Following childbirth, it can take a couple of days for your bowels to move properly again. And if you've had any stitches you may be afraid to push or strain in case you tear. Make sure to watch your diet in these early days, drink lots of water and eat high-fibre foods. See your doctor if you've not had a bowel movement after a week.
If you delivered by caesarean section, you will not only experience the joys of welcoming your new bub into the world, you will also need to recover from the major abdominal surgery. Once the anaesthetic wears off, be prepared: you will experience some pain at the wound site, though medication will be prescribed to make you more comfortable. The clips or stitches from your cut will be removed on about day four and, while this is not particularly painful, it may cause some discomfort. You'll need to take it easy and not exert yourself too much.
When the dressing is removed, have a good look at your wound. In most caesareans, the cut is made along the bikini line. Although your scar will appear red at first, it will gradually fade over the coming months. If the wound starts to bleed or becomes inflamed, see your doctor for treatment. Within a year or two the scar will become a faint line.
Childbirth weakens your perineal and pelvic floor muscles. As a result you may experience light bladder leakage for a couple of months following. The best way to recover from this is to do your pelvic floor exercises, or "Kegel's", they will help restore vaginal muscle tone more quickly. You can do these anywhere at any time - simply contract your muscles as you would if you were trying to stop yourself from urinating, hold for about 10 seconds, and repeat.
If the problem worsens or still persists after a few months be sure to see your doctor.
Pain and inflammation "down there"
Following a natural birth, your vagina will be stretched, swollen and bruised (which is not surprising given what it has just accomplished!).
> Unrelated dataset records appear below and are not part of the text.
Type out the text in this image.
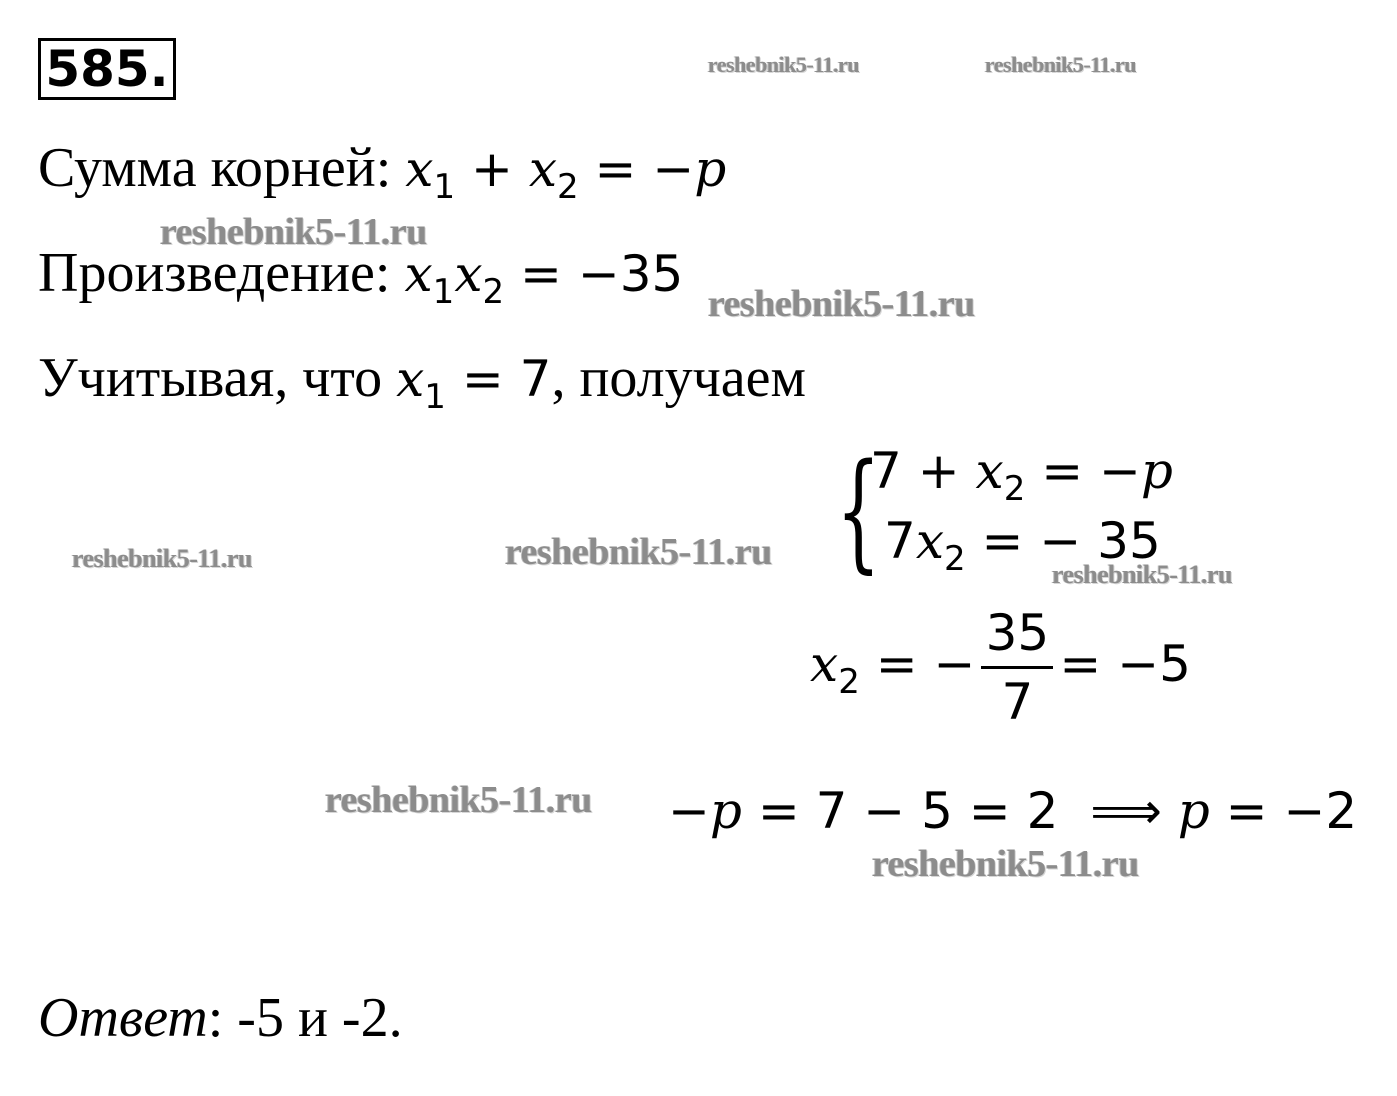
585.
Сумма корней: $x_1 + x_2 = -p$
Произведение: $x_1x_2 = -35$
Учитывая, что $x_1 = 7$, получаем
{
$7 + x_2 = -p$
$7x_2$ = − 35
$x_2$ = − $\frac{35}{7} = -5$
−p = 7 − 5 = 2  ⟹ p = −2
Ответ: -5 и -2.
reshebnik5-11.ru	reshebnik5-11.ru
reshebnik5-11.ru
reshebnik5-11.ru
reshebnik5-11.ru	reshebnik5-11.ru
reshebnik5-11.ru
reshebnik5-11.ru
reshebnik5-11.ru
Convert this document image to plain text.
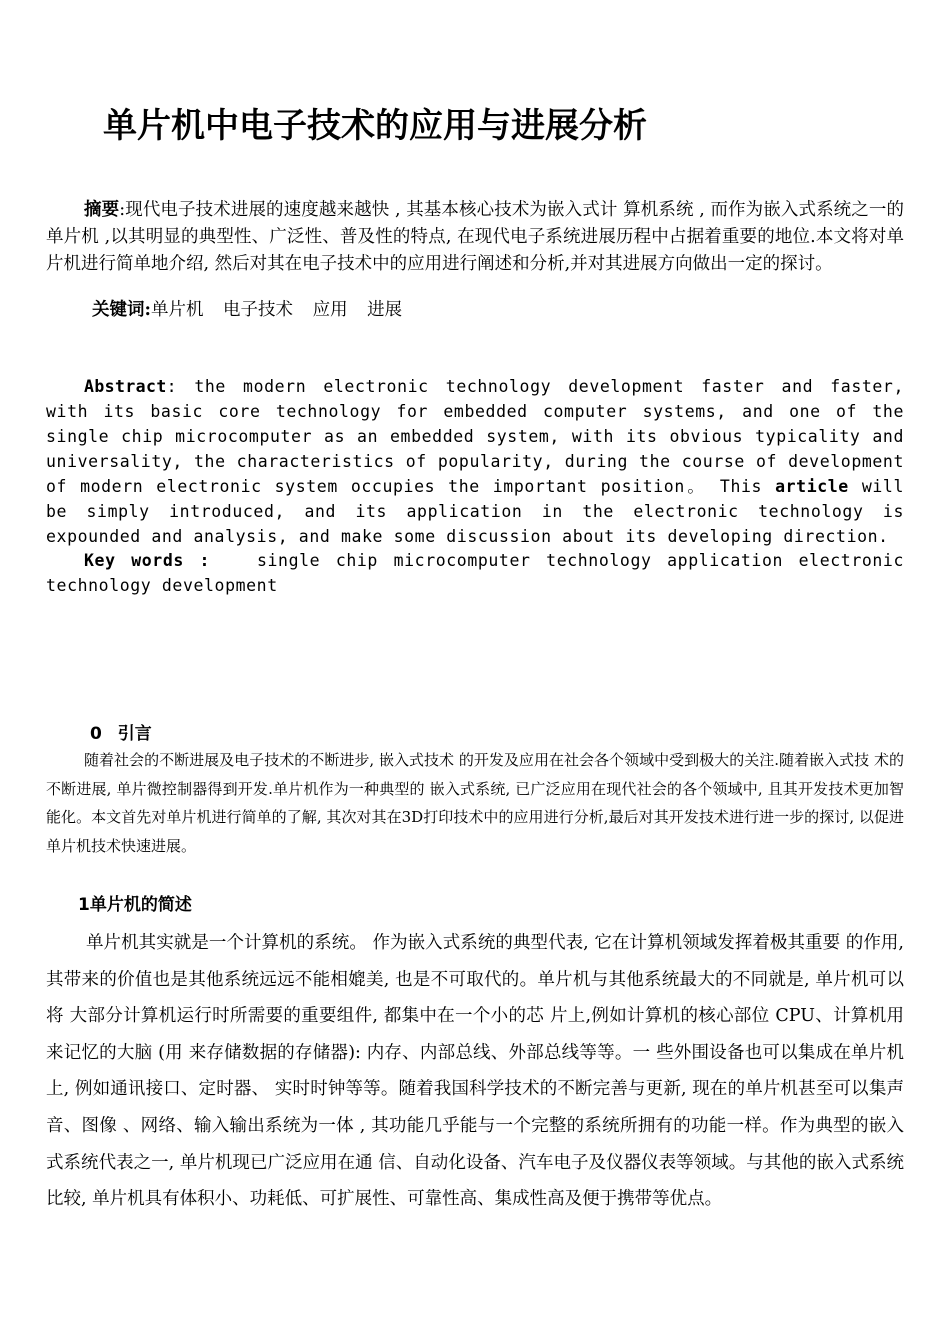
单片机中电子技术的应用与进展分析

摘要:现代电子技术进展的速度越来越快 , 其基本核心技术为嵌入式计 算机系统 , 而作为嵌入式系统之一的单片机 ,以其明显的典型性、广泛性、普及性的特点, 在现代电子系统进展历程中占据着重要的地位.本文将对单片机进行简单地介绍, 然后对其在电子技术中的应用进行阐述和分析,并对其进展方向做出一定的探讨。

关键词:单片机 电子技术 应用 进展

Abstract: the modern electronic technology development faster and faster, with its basic core technology for embedded computer systems, and one of the single chip microcomputer as an embedded system, with its obvious typicality and universality, the characteristics of popularity, during the course of development of modern electronic system occupies the important position。 This article will be simply introduced, and its application in the electronic technology is expounded and analysis, and make some discussion about its developing direction.

Key words :	single chip microcomputer technology application electronic technology development

0 引言

随着社会的不断进展及电子技术的不断进步, 嵌入式技术 的开发及应用在社会各个领域中受到极大的关注.随着嵌入式技 术的不断进展, 单片微控制器得到开发.单片机作为一种典型的 嵌入式系统, 已广泛应用在现代社会的各个领域中, 且其开发技术更加智能化。本文首先对单片机进行简单的了解, 其次对其在3D打印技术中的应用进行分析,最后对其开发技术进行进一步的探讨, 以促进单片机技术快速进展。

1单片机的简述

单片机其实就是一个计算机的系统。 作为嵌入式系统的典型代表, 它在计算机领域发挥着极其重要 的作用, 其带来的价值也是其他系统远远不能相媲美, 也是不可取代的。单片机与其他系统最大的不同就是, 单片机可以将 大部分计算机运行时所需要的重要组件, 都集中在一个小的芯 片上,例如计算机的核心部位 CPU、计算机用来记忆的大脑 (用 来存储数据的存储器): 内存、内部总线、外部总线等等。一 些外围设备也可以集成在单片机上, 例如通讯接口、定时器、 实时时钟等等。随着我国科学技术的不断完善与更新, 现在的单片机甚至可以集声音、图像 、网络、输入输出系统为一体 , 其功能几乎能与一个完整的系统所拥有的功能一样。作为典型的嵌入式系统代表之一, 单片机现已广泛应用在通 信、自动化设备、汽车电子及仪器仪表等领域。与其他的嵌入式系统比较, 单片机具有体积小、功耗低、可扩展性、可靠性高、集成性高及便于携带等优点。
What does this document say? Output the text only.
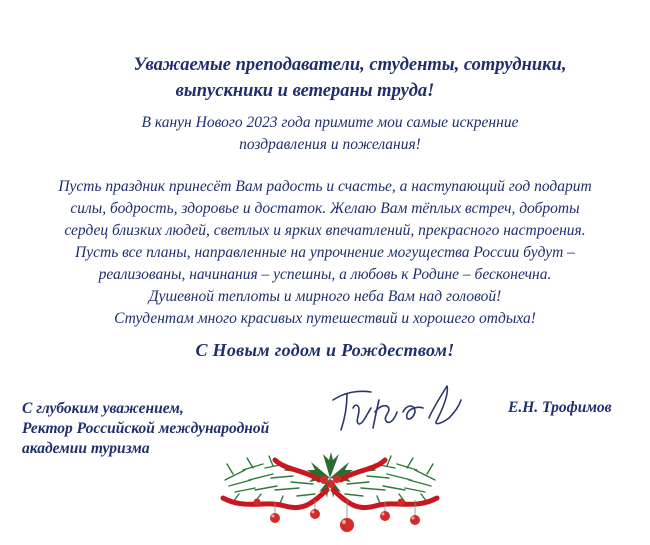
Уважаемые преподаватели, студенты, сотрудники,
выпускники и ветераны труда!
В канун Нового 2023 года примите мои самые искренние
поздравления и пожелания!
Пусть праздник принесёт Вам радость и счастье, а наступающий год подарит
силы, бодрость, здоровье и достаток. Желаю Вам тёплых встреч, доброты
сердец близких людей, светлых и ярких впечатлений, прекрасного настроения.
Пусть все планы, направленные на упрочнение могущества России будут –
реализованы, начинания – успешны, а любовь к Родине – бесконечна.
Душевной теплоты и мирного неба Вам над головой!
Студентам много красивых путешествий и хорошего отдыха!
С Новым годом и Рождеством!
С глубоким уважением,
Ректор Российской международной
академии туризма
Е.Н. Трофимов
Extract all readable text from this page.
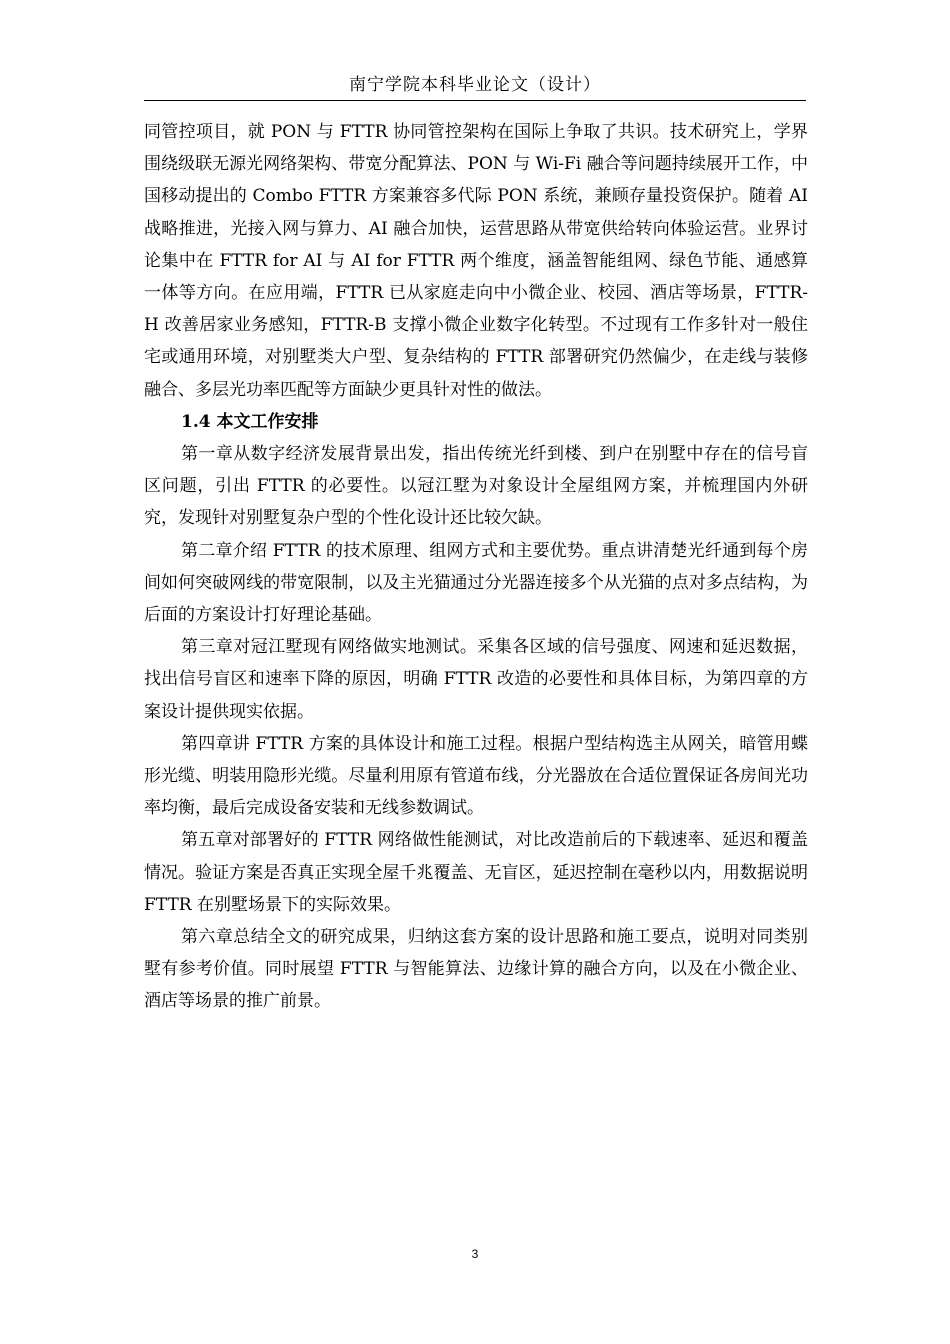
南宁学院本科毕业论文（设计）

同管控项目，就 PON 与 FTTR 协同管控架构在国际上争取了共识。技术研究上，学界围绕级联无源光网络架构、带宽分配算法、PON 与 Wi-Fi 融合等问题持续展开工作，中国移动提出的 Combo FTTR 方案兼容多代际 PON 系统，兼顾存量投资保护。随着 AI 战略推进，光接入网与算力、AI 融合加快，运营思路从带宽供给转向体验运营。业界讨论集中在 FTTR for AI 与 AI for FTTR 两个维度，涵盖智能组网、绿色节能、通感算一体等方向。在应用端，FTTR 已从家庭走向中小微企业、校园、酒店等场景，FTTR-H 改善居家业务感知，FTTR-B 支撑小微企业数字化转型。不过现有工作多针对一般住宅或通用环境，对别墅类大户型、复杂结构的 FTTR 部署研究仍然偏少，在走线与装修融合、多层光功率匹配等方面缺少更具针对性的做法。

1.4 本文工作安排

第一章从数字经济发展背景出发，指出传统光纤到楼、到户在别墅中存在的信号盲区问题，引出 FTTR 的必要性。以冠江墅为对象设计全屋组网方案，并梳理国内外研究，发现针对别墅复杂户型的个性化设计还比较欠缺。

第二章介绍 FTTR 的技术原理、组网方式和主要优势。重点讲清楚光纤通到每个房间如何突破网线的带宽限制，以及主光猫通过分光器连接多个从光猫的点对多点结构，为后面的方案设计打好理论基础。

第三章对冠江墅现有网络做实地测试。采集各区域的信号强度、网速和延迟数据，找出信号盲区和速率下降的原因，明确 FTTR 改造的必要性和具体目标，为第四章的方案设计提供现实依据。

第四章讲 FTTR 方案的具体设计和施工过程。根据户型结构选主从网关，暗管用蝶形光缆、明装用隐形光缆。尽量利用原有管道布线，分光器放在合适位置保证各房间光功率均衡，最后完成设备安装和无线参数调试。

第五章对部署好的 FTTR 网络做性能测试，对比改造前后的下载速率、延迟和覆盖情况。验证方案是否真正实现全屋千兆覆盖、无盲区，延迟控制在毫秒以内，用数据说明 FTTR 在别墅场景下的实际效果。

第六章总结全文的研究成果，归纳这套方案的设计思路和施工要点，说明对同类别墅有参考价值。同时展望 FTTR 与智能算法、边缘计算的融合方向，以及在小微企业、酒店等场景的推广前景。

3
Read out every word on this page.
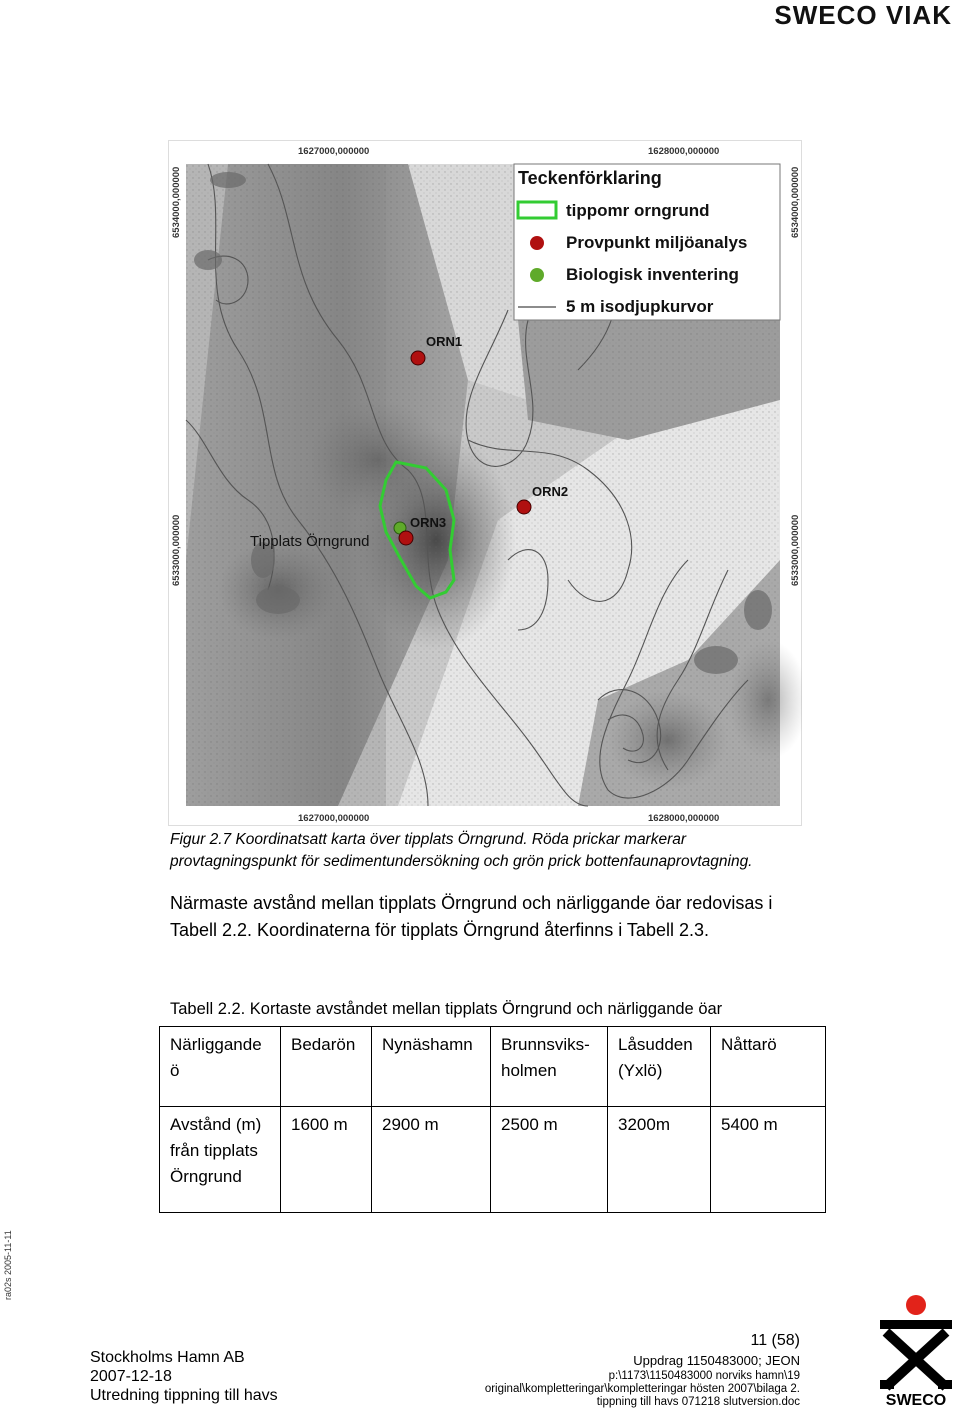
SWECO VIAK
ORN1
ORN2
ORN3
Tipplats Örngrund
Teckenförklaring
tippomr orngrund
Provpunkt miljöanalys
Biologisk inventering
5 m isodjupkurvor
1627000,000000	1628000,000000
1627000,000000	1628000,000000
6534000,000000
6533000,000000
6534000,000000
6533000,000000
Figur 2.7 Koordinatsatt karta över tipplats Örngrund. Röda prickar markerar
provtagningspunkt för sedimentundersökning och grön prick bottenfaunaprovtagning.
Närmaste avstånd mellan tipplats Örngrund och närliggande öar redovisas i Tabell 2.2. Koordinaterna för tipplats Örngrund återfinns i Tabell 2.3.
Tabell 2.2. Kortaste avståndet mellan tipplats Örngrund och närliggande öar
Närliggande ö	Bedarön	Nynäshamn	Brunnsviks-holmen	Låsudden (Yxlö)	Nåttarö
Avstånd (m) från tipplats Örngrund	1600 m	2900 m	2500 m	3200m	5400 m
ra02s 2005-11-11
11 (58)
Stockholms Hamn AB
2007-12-18
Utredning tippning till havs
Uppdrag 1150483000; JEON
p:\1173\1150483000 norviks hamn\19
original\kompletteringar\kompletteringar hösten 2007\bilaga 2.
tippning till havs 071218 slutversion.doc	SWECO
However, over the next few days the swelling will start to settle and your vagina will begin to regain its muscle tone. The best thing for easing discomfort and inflammation is to apply an ice pack, or a cooled gel pad.
If you had an episiotomy or perineal tear during delivery, you will have additional discomfort to the area. The perineum is a sensitive site and the pain from a cut or stitches may range in severity from mild to quite intense. The wound will generally heal within 10 days, but you may experience ongoing tenderness for up to a month.
Change your maternity pad regularly to keep the area clean. See your doctor if the pain increases, or the area becomes increasingly red and swollen - this could be the sign of an infection. If the problem is haemorrhoids, an over-the-counter topical cream will help.
For a month or two after the birth, your vagina will pass a discharge called lochia. It consists of blood and sloughed tissue from the lining of your uterus. For the first few days, the lochia will be bright red as it contains a fair amount of blood. A couple of days after delivery, the lochia will be more watery and pinkish in colour. Ten days later the discharge will be considerably less and will appear yellow-white. It will taper off over the next few weeks.
Avoid using tampons for at least six weeks postpartum - use maternity pads instead and stock up on cheap underwear. Breastfeeding will help as it makes the uterus contract. If the bleeding persists and is still bright red and heavy after a week, or if you're experiencing severe abdominal pain, visit your doctor.